To inoculate yourself and your students against violence and foster the will to fight, sooner or later you will need to use hard sparring and pressure testing of skills. This is not a new idea; everyone knows it and everyone agrees. So why do we see so little hard sparring, force on force exercises and live drills practiced? Perhaps it’s because we’re worried that we will scare off potential clientele. Maybe we’re concerned about injuries or hurt feelings. Nobody wants to have their illusions shattered or their egos crushed, and in sparring that is a pronounced risk. In an increasingly litigious society, maybe we’re worried about liability.
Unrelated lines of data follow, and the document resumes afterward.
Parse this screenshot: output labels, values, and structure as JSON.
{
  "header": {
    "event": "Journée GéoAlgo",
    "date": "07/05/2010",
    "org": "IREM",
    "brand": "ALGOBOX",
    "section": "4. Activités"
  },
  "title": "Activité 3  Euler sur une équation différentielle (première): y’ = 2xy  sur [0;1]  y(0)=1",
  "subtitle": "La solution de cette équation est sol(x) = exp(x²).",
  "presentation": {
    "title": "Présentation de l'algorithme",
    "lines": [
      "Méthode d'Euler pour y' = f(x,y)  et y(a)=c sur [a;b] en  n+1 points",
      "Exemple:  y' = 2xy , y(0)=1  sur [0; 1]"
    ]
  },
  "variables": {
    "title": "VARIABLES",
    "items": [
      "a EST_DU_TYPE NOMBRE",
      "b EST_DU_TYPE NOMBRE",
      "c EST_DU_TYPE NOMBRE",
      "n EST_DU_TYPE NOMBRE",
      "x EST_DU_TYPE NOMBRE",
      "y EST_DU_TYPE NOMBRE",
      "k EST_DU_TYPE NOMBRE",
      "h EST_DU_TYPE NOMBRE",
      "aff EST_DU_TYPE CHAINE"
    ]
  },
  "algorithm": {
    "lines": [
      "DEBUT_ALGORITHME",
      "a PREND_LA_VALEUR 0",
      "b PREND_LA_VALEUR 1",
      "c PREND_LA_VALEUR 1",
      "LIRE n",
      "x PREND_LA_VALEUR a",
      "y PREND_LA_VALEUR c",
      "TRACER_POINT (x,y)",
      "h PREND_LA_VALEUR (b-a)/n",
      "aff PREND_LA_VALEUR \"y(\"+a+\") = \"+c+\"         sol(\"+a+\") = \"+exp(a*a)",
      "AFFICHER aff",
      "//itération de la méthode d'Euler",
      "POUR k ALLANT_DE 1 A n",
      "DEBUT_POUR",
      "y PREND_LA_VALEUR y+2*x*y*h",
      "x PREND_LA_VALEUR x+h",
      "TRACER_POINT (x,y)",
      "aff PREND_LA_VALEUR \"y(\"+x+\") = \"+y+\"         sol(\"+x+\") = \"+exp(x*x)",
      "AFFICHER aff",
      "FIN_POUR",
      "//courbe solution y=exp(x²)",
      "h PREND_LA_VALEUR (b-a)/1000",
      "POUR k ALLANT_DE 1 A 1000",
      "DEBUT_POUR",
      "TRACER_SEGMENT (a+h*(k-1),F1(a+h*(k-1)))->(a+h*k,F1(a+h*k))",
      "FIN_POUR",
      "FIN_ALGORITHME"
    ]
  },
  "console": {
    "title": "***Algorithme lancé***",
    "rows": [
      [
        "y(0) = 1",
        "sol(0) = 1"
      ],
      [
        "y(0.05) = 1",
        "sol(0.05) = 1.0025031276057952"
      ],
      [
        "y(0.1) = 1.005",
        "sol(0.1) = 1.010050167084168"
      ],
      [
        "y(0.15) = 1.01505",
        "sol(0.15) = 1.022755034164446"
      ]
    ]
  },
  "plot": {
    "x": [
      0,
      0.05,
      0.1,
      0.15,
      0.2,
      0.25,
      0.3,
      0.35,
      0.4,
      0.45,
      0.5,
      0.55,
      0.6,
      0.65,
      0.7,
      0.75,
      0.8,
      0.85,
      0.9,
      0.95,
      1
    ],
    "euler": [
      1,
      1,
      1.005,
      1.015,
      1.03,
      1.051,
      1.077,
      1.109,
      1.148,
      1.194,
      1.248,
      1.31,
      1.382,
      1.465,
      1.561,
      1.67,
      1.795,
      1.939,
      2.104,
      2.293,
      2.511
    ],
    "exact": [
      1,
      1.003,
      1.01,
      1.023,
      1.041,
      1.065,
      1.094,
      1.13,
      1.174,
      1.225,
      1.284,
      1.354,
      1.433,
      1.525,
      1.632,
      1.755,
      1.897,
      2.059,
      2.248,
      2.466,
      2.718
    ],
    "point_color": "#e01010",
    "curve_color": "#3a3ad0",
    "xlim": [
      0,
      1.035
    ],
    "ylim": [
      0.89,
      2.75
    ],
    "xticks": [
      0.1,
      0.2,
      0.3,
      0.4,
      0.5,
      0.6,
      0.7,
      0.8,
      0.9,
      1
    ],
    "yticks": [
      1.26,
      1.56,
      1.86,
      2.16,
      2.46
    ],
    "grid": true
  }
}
But if we give in to these fears we do no service to ourselves and our students.
“Whether or not you have the will to engage is not a lesson to learn at the hands of your enemies.”
If you’ve never thrown your punches at someone punching back, never felt the pressure of someone else’s full strength against your own, never changed out your magazine or fired your gun while being pressured, screamed at and forced to think, how do you know if you really can?
This applies to all combative pursuits, whether in the military or the civilian sector. It doesn’t matter if you’re training to kick down doors in a far off land or to respond to someone kicking in yours here at home. Whether or not you have the will to engage is not a lesson to learn at the hands of your enemies. They should not have the honor of being the first to test you. Be tested now among your colleagues, so that when the time comes you will have seen that terrain before.